Like all surgical procedures, operations on the back may have complications. Because the surgeon is operating around the spinal cord, back operations are always considered extremely delicate and potentially dangerous. Take time to review the risks associated with thoracic spine surgery with your doctor. Make sure you are comfortable with both the risks and the benefits of the procedure planned for your treatment. Learn more about possible complications of spine surgery. There are also possible complications specifically related to a thoracic disc herniation.



After Surgery


Rehabilitation after surgery is more complex. Some patients leave the hospital shortly after surgery. However, some surgeries require patients to stay in the hospital for a few days. Patients who stay in the hospital may be visited by a physical therapist soon after surgery. The treatment sessions help patients learn to move and do routine activities without putting extra strain on the back.

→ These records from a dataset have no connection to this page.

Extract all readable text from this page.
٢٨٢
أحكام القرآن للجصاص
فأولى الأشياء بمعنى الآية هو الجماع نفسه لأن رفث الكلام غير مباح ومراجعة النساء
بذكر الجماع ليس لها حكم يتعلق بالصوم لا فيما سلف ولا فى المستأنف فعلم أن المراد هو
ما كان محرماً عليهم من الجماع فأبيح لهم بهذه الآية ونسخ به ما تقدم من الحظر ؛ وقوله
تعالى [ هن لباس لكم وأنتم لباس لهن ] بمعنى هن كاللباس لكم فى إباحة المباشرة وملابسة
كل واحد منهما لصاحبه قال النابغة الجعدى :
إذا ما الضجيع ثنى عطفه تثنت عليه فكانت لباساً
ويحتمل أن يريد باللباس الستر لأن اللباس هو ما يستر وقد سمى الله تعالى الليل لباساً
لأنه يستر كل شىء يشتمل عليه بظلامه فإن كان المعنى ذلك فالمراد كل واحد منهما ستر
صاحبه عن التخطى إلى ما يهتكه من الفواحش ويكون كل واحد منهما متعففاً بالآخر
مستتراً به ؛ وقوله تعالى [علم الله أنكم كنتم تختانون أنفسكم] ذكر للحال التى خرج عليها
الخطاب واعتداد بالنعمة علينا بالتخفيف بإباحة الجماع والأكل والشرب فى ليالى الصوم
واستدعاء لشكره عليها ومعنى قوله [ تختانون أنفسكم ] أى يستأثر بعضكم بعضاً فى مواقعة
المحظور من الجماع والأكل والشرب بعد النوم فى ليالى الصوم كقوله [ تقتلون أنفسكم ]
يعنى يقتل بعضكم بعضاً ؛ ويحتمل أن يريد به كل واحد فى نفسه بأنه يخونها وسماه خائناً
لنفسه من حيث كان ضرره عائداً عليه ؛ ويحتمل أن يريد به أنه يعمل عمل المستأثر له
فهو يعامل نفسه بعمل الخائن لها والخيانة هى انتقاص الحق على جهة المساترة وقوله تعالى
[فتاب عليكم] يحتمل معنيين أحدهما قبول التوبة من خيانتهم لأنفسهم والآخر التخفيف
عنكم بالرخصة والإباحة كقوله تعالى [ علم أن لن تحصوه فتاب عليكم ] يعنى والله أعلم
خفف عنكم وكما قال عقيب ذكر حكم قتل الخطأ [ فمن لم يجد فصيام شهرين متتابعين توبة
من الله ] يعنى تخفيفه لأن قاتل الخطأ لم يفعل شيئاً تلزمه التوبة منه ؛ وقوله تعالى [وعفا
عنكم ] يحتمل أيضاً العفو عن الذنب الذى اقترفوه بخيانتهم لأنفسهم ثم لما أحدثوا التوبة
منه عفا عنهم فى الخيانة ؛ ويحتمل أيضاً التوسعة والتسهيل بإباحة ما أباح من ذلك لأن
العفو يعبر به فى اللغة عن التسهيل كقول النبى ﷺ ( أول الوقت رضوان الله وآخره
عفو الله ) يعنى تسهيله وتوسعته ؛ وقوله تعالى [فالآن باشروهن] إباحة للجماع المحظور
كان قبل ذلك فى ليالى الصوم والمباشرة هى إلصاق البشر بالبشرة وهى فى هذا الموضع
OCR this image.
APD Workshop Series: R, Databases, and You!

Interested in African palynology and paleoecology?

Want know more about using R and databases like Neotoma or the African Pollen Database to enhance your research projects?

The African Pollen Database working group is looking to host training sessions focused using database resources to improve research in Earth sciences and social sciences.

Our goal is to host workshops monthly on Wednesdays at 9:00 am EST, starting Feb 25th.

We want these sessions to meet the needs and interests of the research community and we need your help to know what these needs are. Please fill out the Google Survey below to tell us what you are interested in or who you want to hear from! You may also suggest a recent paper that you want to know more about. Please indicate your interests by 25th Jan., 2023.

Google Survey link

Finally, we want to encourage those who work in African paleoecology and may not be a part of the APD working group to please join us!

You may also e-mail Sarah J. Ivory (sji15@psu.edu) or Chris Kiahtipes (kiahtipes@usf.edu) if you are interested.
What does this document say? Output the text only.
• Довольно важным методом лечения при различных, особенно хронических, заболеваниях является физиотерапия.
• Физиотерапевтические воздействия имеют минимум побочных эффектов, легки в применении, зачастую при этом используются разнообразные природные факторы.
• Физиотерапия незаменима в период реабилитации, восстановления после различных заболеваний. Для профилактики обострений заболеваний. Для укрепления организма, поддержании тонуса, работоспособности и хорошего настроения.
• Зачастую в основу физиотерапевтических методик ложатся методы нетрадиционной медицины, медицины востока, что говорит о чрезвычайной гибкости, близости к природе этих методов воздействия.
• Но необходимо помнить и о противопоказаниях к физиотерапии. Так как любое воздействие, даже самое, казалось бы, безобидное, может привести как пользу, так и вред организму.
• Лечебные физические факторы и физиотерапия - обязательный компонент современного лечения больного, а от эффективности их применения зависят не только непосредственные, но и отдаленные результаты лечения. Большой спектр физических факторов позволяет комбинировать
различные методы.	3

During recovery from surgery, patients should follow their surgeon's instructions about wearing a back brace or support belt. They should be cautious about overdoing activities in the first few weeks after surgery.

Many surgical patients need physical therapy outside of the hospital. They see a therapist for one to three months, depending on the type of surgery. At first, therapists may use treatments such as heat or ice, electrical stimulation, massage, and ultrasound to calm pain and muscle spasm. Then they teach patients how to move safely with the least strain on the healing back.

As patients recover, they gradually begin doing flexibility exercises for the hips and shoulders. Mobility exercises are also started for the back. Strengthening exercises address the back muscles. Patients may work with the therapist in a pool. Patients progress with exercises to improve endurance, muscle strength, and body alignment.